Here are a few examples of how we’ve seen innovation bloom with a remote workforce during the pandemic:
- To help America adapt to its summer of social distance, Walmart launched virtual summer camps and turned parking lots at 160 stores into drive-in movie theaters. Walmart Camp launched on the Walmart mobile app, with 50 activities led by celebrity camp counselors, including Drew Barrymore, LeBron James, Neil Patrick Harris and Todd Oldham. Another 200 new events were expected to come online throughout the summer.
- In the U.S., 5.4 million Americans don’t have Health Insurance. By offering a new Health Center, Walmart can be a leader in promoting better health outcomes for people in their communities, on their schedule and within their budgets. Walmart Health is the first to put primary and urgent care, labs, X-ray and diagnostics, counseling, dental, optical and hearing services all in one facility, partnering with expert providers to deliver these quality services. The Walmart Health center in Georgia has transparent, low pricing, allowing a child to get an annual check-up for $20, lab tests starting at $10 and teeth cleaning for adults for $25, regardless of insurance status.

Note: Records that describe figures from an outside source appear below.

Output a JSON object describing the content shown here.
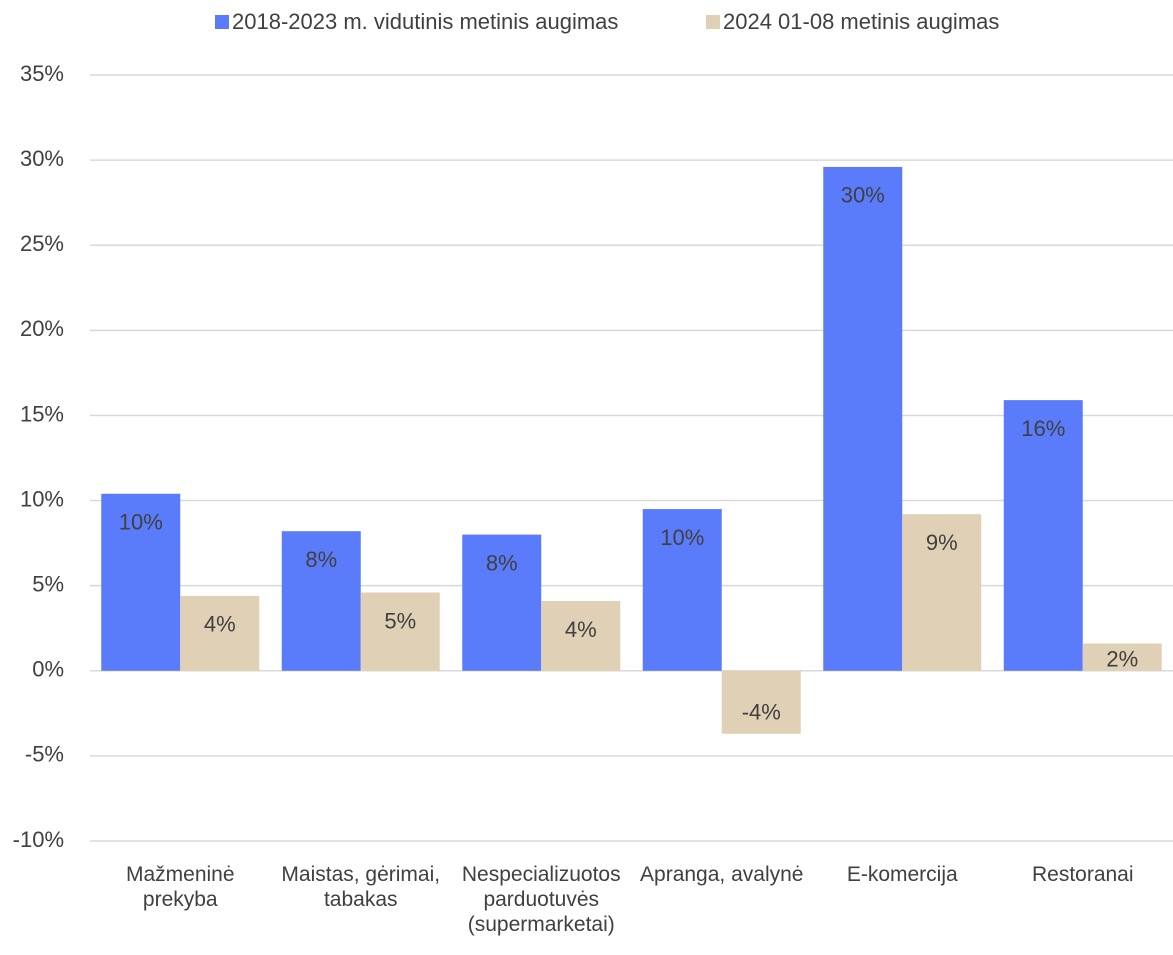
{
  "chart_data": {
    "type": "bar",
    "categories": [
      "Mažmeninė prekyba",
      "Maistas, gėrimai, tabakas",
      "Nespecializuotos parduotuvės (supermarketai)",
      "Apranga, avalynė",
      "E-komercija",
      "Restoranai"
    ],
    "series": [
      {
        "name": "2018-2023 m. vidutinis metinis augimas",
        "color": "#5b7cfa",
        "values": [
          10.4,
          8.2,
          8.0,
          9.5,
          29.6,
          15.9
        ],
        "value_labels": [
          "10%",
          "8%",
          "8%",
          "10%",
          "30%",
          "16%"
        ]
      },
      {
        "name": "2024 01-08 metinis augimas",
        "color": "#e0d0b5",
        "values": [
          4.4,
          4.6,
          4.1,
          -3.7,
          9.2,
          1.6
        ],
        "value_labels": [
          "4%",
          "5%",
          "4%",
          "-4%",
          "9%",
          "2%"
        ]
      }
    ],
    "ylim": [
      -10,
      35
    ],
    "yticks": [
      {
        "value": -10,
        "label": "-10%"
      },
      {
        "value": -5,
        "label": "-5%"
      },
      {
        "value": 0,
        "label": "0%"
      },
      {
        "value": 5,
        "label": "5%"
      },
      {
        "value": 10,
        "label": "10%"
      },
      {
        "value": 15,
        "label": "15%"
      },
      {
        "value": 20,
        "label": "20%"
      },
      {
        "value": 25,
        "label": "25%"
      },
      {
        "value": 30,
        "label": "30%"
      },
      {
        "value": 35,
        "label": "35%"
      }
    ],
    "grid": true,
    "legend": "top"
  }
}
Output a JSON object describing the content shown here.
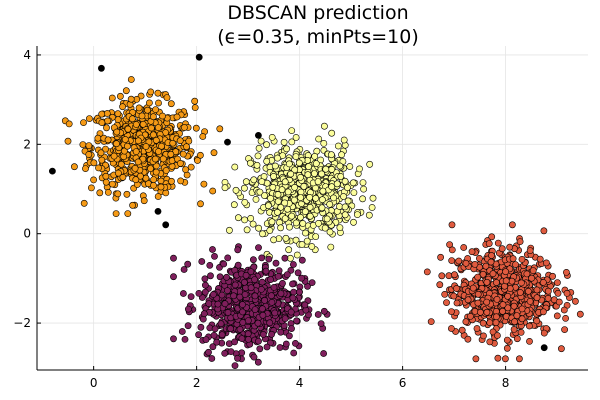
{
  "chart_data": {
    "type": "scatter",
    "title": "DBSCAN prediction",
    "subtitle": "(ϵ=0.35, minPts=10)",
    "xlabel": "",
    "ylabel": "",
    "xlim": [
      -1.1,
      9.6
    ],
    "ylim": [
      -3.05,
      4.2
    ],
    "x_ticks": [
      0,
      2,
      4,
      6,
      8
    ],
    "y_ticks": [
      -2,
      0,
      2,
      4
    ],
    "grid": true,
    "legend": "none",
    "series": [
      {
        "color": "#f59a16",
        "cluster": {
          "center": [
            0.95,
            1.95
          ],
          "sx": 0.5,
          "sy": 0.5,
          "n": 650
        }
      },
      {
        "color": "#fbfd9b",
        "cluster": {
          "center": [
            4.05,
            0.95
          ],
          "sx": 0.5,
          "sy": 0.5,
          "n": 650
        }
      },
      {
        "color": "#7f1f5c",
        "cluster": {
          "center": [
            3.05,
            -1.6
          ],
          "sx": 0.5,
          "sy": 0.5,
          "n": 650
        }
      },
      {
        "color": "#e05b3f",
        "cluster": {
          "center": [
            7.95,
            -1.3
          ],
          "sx": 0.5,
          "sy": 0.5,
          "n": 650
        }
      },
      {
        "color": "#000000",
        "points": [
          [
            0.15,
            3.7
          ],
          [
            2.05,
            3.95
          ],
          [
            -0.8,
            1.4
          ],
          [
            1.25,
            0.5
          ],
          [
            1.4,
            0.2
          ],
          [
            2.6,
            2.05
          ],
          [
            3.2,
            2.2
          ],
          [
            8.75,
            -2.55
          ]
        ]
      }
    ]
  }
}
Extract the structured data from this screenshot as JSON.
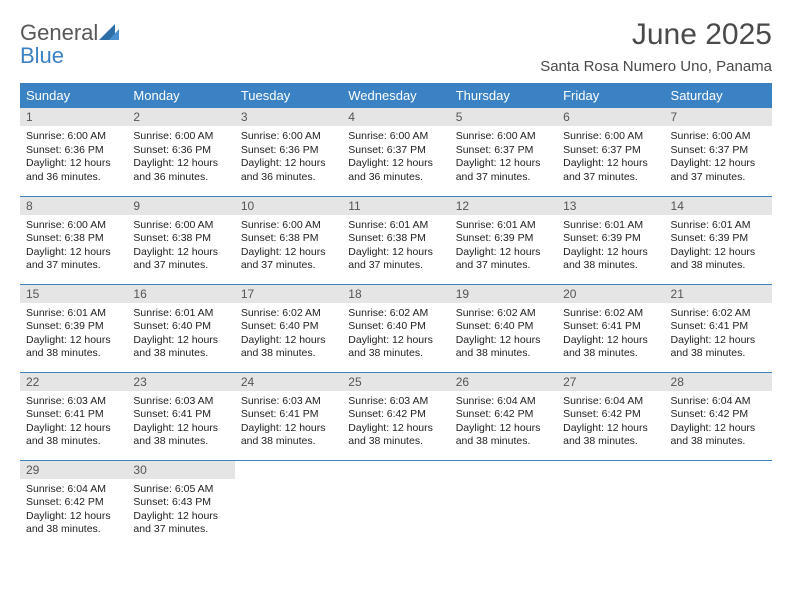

- Walmart is committed to delivering groceries with time-saving convenience through our expanding Grocery Pickup and Delivery service. Now, the company has grown the online grocery footprint to more than 3,000 pickup locations, with deliveries coming from more than 1,600 stores, powered by Walmart’s team of more than 50,000 personal shoppers.
- Walmart opened its application process for the seventh annual Open Call. Business owners who want to get their U.S.-made products on our shelves can meet with buyers on October 1, 2020. For the first time, the event will take place in a virtual format, as a continued commitment to sourcing and purchasing an additional $250 billion in products made, grown or assembled in the U.S. that support American jobs by 2023.
Steve Jobs said, “The source of wealth and capital in this new era is not material things, it is the human mind, the human spirit, the human imagination and our faith in the future.” When we enlighten and inspire our people to harness their creativity to generate value in an inclusive culture, we nurture fertile soil where seeds of innovation can blossom into the opportunity of sustained future growth.